3.3. Building the Knowledge Graph

Once the OBO ontology has been defined, the data involved can be integrated and consolidated by following the defined semantic model in an RDF repository. The information is then stored in the form of a knowledge graph with a homogeneous format, regardless of the source and avoiding semantic inconsistency. In order to clarify the technology that was used to deploy the model, Table 7 summarizes the package and languages that were involved in each step of the process. This process is illustrated in Figure 2, showing that a series of mapping functions were implemented using RDFLib (https://rdflib.dev/ (accessed on 24 November 2022)) to automatically translate the customer’s data from the issued invoices and bank statements into RDF format, hence populating the knowledge graph derived from the OBO scheme.
  • Mapping invoice data into RDF. These data are obtained from the ERP systems of the companies involved in CSV format, which comprise four different files: (1) for open invoices, (2) for closed invoices, (3) for companies that issue invoices to customers, and (4) for customer information, by means of the Customer class in OBO. In addition, contents regarding classes Item, Company, and Customer are also stored in the repository.
  • Mapping PSD2 statements into RDF. Data concerning bank statements are collected from the corresponding APIs (of banking entities) in JSON format. The service client provides the user with an access token with which all bank movements can be accessed. Examples of JSON files in Code Listings A1 and A2 in Appendix A show information obtained from the PSD2-compliant API services of banks concerning the customers and their bank accounts. Classes StatementCustomer and Statement, among others, are populated in the form of semantic instances (individuals).
Once the RDF triplets corresponding to bank statements and invoices have been created, they are stored in the RDF repository, which is deployed by means of a Stardog (https://www.stardog.com/ (accessed on 22 November 2022)) instance service. Therefore, the integrated data can be efficiently queried through a SPARQL endpoint. In addition, the RDF repository is powered by an SWRL inference engine to explode different sets of semantic rules designed to conduct classification and validation tasks on financial subjects, which, together with the semantic reconciliation mechanisms, are explained in the next section.
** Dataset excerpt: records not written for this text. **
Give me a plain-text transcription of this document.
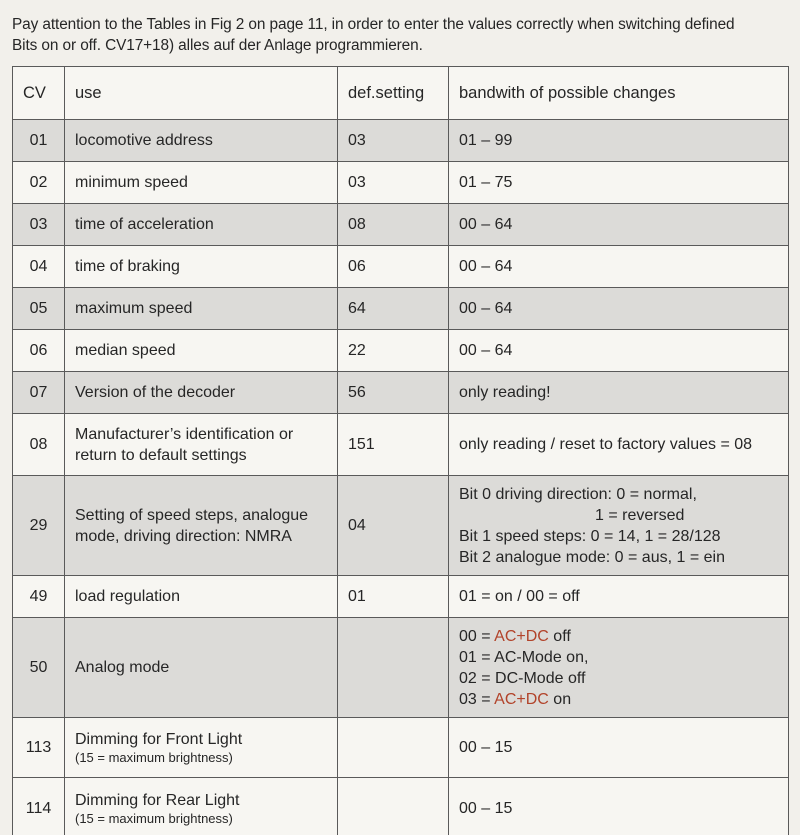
Pay attention to the Tables in Fig 2 on page 11, in order to enter the values correctly when switching defined
Bits on or off. CV17+18) alles auf der Anlage programmieren.
CV	use	def.setting	bandwith of possible changes
01	locomotive address	03	01 – 99
02	minimum speed	03	01 – 75
03	time of acceleration	08	00 – 64
04	time of braking	06	00 – 64
05	maximum speed	64	00 – 64
06	median speed	22	00 – 64
07	Version of the decoder	56	only reading!
08	Manufacturer’s identification or
return to default settings	151	only reading / reset to factory values = 08
29	Setting of speed steps, analogue
mode, driving direction: NMRA	04	Bit 0 driving direction: 0 = normal,
1 = reversed
Bit 1 speed steps: 0 = 14, 1 = 28/128
Bit 2 analogue mode: 0 = aus, 1 = ein

49	load regulation	01	01 = on / 00 = off
50	Analog mode		00 = AC+DC off
01 = AC-Mode on,
02 = DC-Mode off
03 = AC+DC on

113	Dimming for Front Light
(15 = maximum brightness)		00 – 15
114	Dimming for Rear Light
(15 = maximum brightness)		00 – 15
4. Reconciliation and Inference

This section aims to show the usability of the proposed semantic model by carrying out a series of real-world use cases oriented toward data reconciliation and semantic inference. The data involved, although previously anonymized, are captured in the context of the aforementioned Helix innovation initiative (The HELIX Innovation Project (https://www.ongranada.com/proyectos-2/ (accessed on 21 November 2022)) and are made up of a cluster of financial organizations that work to maximize the liquidity of small and medium-sized companies).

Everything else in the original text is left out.